Na avaliação de Panelli caso a proposta seja aprovada pelas duas Casas do Legislativo, pode ser barrada pelo STF, desde que os ministros entendam que ela fere a cláusula pétrea sobre o voto.
“A Constituição estabelece que não pode haver emenda tendente a abolir o voto secreto, direto. Pode haver uma interpretação um pouco mais ampla. É possível defender que a cláusula pétrea é todo o procedimento democrático, inclusive a campanha”, explica.
Nessa linha de argumentação, o financiamento da campanha por pessoa jurídica poderia alterar o sistema. “Seria uma argumentação difícil de ser feita”, analisa.
Assim como os deputados, os senadores do PT se posicionam contra a PEC. O Projeto de Lei (PLS) 301/2015, do senador Walter Pinheiro (PT-BA), quer proibir a doação de empresas e limita a doação de pessoas físicas a até 10% de sua renda bruta.
A proposta estabelece com teto de doação o valor de R$ 33,7 mil, que corresponde ao salário de ministro do STF. “O doador vai se identificar, se apresentar no ato de sua doação. Essa é a melhor forma, inclusive, de o próprio Tribunal Superior Eleitoral coletar a prestação de contas”, explicou o parlamentar em entrevista à Agência Senado.
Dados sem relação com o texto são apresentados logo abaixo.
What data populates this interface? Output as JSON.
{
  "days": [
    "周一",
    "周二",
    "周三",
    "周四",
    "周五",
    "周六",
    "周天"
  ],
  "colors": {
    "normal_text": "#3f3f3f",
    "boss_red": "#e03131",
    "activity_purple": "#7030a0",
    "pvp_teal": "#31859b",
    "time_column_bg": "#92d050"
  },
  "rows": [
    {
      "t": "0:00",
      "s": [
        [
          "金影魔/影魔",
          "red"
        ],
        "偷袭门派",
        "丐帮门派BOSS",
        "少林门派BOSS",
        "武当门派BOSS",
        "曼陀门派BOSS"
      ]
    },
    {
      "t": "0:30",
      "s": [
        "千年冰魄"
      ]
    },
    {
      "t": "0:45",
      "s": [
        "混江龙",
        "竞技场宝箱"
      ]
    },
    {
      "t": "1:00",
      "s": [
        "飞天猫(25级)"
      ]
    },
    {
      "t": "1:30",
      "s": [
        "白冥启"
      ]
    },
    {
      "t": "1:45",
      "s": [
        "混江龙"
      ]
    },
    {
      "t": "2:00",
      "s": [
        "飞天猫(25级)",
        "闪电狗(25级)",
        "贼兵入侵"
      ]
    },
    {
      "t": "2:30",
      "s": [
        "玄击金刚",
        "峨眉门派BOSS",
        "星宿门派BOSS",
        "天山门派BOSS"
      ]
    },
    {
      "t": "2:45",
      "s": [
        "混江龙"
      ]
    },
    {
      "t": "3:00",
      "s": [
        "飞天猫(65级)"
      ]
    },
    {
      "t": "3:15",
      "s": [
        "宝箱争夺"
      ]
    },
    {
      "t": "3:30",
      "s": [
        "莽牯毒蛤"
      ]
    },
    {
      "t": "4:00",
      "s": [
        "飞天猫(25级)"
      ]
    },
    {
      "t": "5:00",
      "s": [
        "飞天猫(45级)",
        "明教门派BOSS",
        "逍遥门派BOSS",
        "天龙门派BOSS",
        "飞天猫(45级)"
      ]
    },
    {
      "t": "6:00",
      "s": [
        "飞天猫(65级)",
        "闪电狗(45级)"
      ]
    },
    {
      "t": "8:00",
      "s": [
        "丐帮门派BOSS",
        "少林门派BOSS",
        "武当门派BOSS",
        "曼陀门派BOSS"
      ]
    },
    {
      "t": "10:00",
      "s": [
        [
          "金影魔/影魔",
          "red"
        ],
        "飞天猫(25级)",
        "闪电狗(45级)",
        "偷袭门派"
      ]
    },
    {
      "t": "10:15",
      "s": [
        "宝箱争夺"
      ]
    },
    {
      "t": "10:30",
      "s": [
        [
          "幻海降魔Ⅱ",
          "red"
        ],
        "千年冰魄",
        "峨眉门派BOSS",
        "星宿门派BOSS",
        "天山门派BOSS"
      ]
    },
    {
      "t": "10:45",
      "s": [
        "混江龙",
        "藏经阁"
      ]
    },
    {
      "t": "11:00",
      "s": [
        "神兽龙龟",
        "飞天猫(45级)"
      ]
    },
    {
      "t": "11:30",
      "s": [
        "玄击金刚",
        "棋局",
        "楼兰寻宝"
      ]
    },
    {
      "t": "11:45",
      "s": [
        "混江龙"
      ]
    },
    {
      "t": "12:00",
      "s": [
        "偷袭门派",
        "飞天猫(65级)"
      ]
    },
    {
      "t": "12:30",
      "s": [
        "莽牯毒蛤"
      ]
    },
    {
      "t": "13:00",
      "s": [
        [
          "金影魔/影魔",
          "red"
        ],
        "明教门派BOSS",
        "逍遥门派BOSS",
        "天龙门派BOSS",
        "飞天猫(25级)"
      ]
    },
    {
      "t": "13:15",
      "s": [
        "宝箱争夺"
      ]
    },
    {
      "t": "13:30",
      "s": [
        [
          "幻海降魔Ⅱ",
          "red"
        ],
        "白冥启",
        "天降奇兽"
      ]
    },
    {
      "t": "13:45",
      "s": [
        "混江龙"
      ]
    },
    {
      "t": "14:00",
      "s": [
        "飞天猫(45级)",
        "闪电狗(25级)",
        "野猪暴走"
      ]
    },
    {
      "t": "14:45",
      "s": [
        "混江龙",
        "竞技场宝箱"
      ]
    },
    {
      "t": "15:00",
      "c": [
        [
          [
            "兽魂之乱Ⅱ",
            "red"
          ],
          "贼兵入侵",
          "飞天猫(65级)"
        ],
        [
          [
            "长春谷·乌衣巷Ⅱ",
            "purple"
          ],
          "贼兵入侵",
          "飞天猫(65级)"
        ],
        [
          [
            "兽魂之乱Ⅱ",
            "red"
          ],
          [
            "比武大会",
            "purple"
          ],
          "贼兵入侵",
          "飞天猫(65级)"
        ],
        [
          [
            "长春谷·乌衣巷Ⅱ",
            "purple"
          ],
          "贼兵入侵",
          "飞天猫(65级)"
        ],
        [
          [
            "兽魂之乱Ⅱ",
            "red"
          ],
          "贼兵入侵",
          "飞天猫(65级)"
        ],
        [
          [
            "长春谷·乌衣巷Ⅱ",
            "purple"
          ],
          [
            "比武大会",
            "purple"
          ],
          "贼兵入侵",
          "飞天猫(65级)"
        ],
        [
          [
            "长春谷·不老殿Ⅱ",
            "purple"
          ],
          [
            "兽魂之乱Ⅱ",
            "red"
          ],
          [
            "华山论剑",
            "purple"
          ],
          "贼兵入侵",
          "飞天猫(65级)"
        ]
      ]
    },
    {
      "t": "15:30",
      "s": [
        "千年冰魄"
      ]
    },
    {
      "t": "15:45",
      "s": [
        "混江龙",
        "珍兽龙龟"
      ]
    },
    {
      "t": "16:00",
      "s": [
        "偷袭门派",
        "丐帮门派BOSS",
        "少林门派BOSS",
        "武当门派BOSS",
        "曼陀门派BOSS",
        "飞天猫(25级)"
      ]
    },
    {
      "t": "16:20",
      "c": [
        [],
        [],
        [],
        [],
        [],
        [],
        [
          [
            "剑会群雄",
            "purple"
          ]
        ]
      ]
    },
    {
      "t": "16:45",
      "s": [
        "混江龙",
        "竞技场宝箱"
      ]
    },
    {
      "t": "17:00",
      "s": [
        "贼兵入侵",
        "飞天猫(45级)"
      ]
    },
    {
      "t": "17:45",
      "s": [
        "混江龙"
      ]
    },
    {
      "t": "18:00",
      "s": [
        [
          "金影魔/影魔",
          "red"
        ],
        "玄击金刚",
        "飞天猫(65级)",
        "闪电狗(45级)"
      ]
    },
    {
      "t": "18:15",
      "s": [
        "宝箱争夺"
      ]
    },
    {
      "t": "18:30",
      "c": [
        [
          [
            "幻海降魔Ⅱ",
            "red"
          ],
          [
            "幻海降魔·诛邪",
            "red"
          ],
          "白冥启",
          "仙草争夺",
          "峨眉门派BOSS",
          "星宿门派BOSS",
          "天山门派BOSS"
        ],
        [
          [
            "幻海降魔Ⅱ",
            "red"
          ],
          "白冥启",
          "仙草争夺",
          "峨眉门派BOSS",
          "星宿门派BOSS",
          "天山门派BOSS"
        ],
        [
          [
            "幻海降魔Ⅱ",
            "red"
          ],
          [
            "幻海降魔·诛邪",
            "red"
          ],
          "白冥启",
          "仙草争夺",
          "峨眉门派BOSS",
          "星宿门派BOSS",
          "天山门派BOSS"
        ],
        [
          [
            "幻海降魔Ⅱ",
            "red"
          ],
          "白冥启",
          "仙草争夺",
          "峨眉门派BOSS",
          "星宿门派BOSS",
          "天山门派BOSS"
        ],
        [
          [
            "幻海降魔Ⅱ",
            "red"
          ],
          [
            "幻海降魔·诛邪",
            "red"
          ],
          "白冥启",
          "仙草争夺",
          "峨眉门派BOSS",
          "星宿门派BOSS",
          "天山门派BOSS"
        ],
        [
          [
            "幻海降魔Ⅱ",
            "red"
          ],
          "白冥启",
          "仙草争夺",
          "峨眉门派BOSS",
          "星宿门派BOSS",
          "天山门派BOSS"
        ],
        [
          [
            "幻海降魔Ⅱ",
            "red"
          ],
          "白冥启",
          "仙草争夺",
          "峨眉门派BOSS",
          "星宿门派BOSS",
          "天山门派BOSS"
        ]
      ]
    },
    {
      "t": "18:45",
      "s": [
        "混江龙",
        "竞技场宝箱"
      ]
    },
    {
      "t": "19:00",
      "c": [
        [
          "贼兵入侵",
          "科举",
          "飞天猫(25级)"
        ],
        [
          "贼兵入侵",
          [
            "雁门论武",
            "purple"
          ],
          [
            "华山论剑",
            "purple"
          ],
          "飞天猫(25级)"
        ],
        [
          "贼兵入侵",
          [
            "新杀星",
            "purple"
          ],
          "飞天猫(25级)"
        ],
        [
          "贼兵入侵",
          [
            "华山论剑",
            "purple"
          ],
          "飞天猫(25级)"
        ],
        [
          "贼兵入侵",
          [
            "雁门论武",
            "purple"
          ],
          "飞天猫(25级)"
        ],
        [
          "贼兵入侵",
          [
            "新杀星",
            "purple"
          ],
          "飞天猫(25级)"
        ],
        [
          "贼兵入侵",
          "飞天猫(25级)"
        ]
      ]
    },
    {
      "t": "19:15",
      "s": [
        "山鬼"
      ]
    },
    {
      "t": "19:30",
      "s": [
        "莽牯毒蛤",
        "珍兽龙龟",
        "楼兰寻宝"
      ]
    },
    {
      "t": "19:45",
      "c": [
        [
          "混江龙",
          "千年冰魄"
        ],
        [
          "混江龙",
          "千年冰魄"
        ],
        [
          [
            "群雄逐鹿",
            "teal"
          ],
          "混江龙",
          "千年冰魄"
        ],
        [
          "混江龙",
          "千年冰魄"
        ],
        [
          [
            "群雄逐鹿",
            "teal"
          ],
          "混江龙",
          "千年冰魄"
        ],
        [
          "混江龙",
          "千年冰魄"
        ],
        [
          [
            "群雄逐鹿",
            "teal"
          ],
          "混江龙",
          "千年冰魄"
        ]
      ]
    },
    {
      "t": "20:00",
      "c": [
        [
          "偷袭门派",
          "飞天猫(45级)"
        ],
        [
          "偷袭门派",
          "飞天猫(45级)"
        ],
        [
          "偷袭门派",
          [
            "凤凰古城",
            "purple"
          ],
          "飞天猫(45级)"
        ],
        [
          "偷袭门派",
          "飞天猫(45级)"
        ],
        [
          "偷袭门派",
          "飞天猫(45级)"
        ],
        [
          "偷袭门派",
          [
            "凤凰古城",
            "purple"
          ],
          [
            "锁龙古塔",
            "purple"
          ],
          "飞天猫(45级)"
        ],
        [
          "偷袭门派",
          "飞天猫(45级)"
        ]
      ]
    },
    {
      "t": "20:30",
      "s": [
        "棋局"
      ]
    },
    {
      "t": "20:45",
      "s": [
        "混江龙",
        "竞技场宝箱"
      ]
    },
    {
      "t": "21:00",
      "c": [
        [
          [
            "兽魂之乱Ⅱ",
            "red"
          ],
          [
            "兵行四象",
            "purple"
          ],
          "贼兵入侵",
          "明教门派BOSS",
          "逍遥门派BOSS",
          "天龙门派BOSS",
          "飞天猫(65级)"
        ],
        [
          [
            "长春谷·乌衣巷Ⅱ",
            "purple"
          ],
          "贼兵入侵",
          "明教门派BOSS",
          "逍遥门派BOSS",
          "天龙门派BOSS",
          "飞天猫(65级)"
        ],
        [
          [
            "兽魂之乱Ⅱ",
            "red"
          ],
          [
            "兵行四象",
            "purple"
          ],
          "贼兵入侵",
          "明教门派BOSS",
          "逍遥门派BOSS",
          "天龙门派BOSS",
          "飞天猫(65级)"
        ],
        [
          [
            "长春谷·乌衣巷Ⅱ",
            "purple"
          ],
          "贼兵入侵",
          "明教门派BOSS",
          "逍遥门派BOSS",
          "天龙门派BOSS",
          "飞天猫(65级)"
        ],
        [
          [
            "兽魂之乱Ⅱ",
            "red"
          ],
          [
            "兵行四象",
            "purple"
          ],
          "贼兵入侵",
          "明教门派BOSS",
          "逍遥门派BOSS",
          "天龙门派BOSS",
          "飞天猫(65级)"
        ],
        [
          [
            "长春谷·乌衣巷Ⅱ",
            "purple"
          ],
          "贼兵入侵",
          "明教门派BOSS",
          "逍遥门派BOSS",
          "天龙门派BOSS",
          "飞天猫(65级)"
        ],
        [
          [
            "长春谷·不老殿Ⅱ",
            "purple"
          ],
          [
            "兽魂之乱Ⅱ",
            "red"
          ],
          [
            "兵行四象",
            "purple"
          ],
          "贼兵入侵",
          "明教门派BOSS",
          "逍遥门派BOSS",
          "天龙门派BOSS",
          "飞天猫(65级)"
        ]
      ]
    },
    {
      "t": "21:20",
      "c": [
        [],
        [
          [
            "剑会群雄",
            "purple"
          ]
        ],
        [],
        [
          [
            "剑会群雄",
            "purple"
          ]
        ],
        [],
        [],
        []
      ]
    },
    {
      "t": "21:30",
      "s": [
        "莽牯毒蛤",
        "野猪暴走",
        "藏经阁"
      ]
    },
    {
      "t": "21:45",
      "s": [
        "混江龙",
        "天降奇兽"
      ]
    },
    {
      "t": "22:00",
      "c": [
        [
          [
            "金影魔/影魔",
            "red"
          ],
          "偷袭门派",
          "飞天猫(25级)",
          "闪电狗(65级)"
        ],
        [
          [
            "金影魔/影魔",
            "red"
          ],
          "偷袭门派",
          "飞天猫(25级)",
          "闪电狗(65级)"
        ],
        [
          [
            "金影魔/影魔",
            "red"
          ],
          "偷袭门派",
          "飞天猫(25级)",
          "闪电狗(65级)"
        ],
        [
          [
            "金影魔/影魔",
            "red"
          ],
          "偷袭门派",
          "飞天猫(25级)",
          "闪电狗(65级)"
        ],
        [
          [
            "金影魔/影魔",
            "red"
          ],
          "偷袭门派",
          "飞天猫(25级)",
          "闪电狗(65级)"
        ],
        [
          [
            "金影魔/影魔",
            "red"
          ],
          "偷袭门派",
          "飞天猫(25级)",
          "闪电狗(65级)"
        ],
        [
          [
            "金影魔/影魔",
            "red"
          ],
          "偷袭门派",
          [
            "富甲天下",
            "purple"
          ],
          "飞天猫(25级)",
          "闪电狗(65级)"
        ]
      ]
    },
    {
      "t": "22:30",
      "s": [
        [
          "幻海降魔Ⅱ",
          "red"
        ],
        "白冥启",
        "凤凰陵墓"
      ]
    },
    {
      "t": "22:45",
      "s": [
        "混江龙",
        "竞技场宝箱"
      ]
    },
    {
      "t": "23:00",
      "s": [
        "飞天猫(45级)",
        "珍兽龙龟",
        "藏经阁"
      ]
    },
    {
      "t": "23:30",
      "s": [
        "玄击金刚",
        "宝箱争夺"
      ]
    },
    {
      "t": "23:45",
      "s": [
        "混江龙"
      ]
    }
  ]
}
Na avaliação do autor do projeto, trata-se de uma forma eficaz de “combater a corrupção, o desvio e o caixa dois”. O PLS 301/2015 foi apresentado em maio e ainda não começou a tramitar.
Panelli analisa que, pelo perfil do Senado, há chance de o financiamento privado ser barrado na Casa. “Vai depender do jogo político. O Senado está um pouco mais calmo e reflexivo do que a Câmara por ser a Câmara alta do Legislativo. Então eu acho que no Senado tem mais chance de isso ser revertido”.
Segundo Gallo, o debate excluiu a população. “É o tipo de coisa que deveria ser muito mais debatido junto à população do que simplesmente propor o projeto, discutir no Legislativo e aprovar”, critica.
Ele ressaltou que o Legislativo precisa se aproximar mais do povo. Gallo citou como exemplo a pesquisa divulgada pelo Datafolha no começo de julho. De acordo com o levantamento, 74% dos brasileiros são contrários ao financiamento empresarial e 79% acreditam que as doações estimulam a corrupção.
“Não li a parte metodológica, mas pelos números a gente consegue ver que a população está enxergando que o financiamento privado pode tornar a situação de corrupção ainda pior. Talvez não seja o melhor caminho para o País”, aponta.
De acordo com o professor, alguns países que não proibiram o financiamento optaram pela criação de um valor limite de doações. “Criando esse teto, que sempre acaba sendo baixo, você pelo menos evita a quantidade de poder de influência que esses financiadores de campanha vão poder exercer caso aquele candidato seja eleito. É uma tentativa de refrear um pouco um possível efeito nocivo do financiamento privado”, argumenta.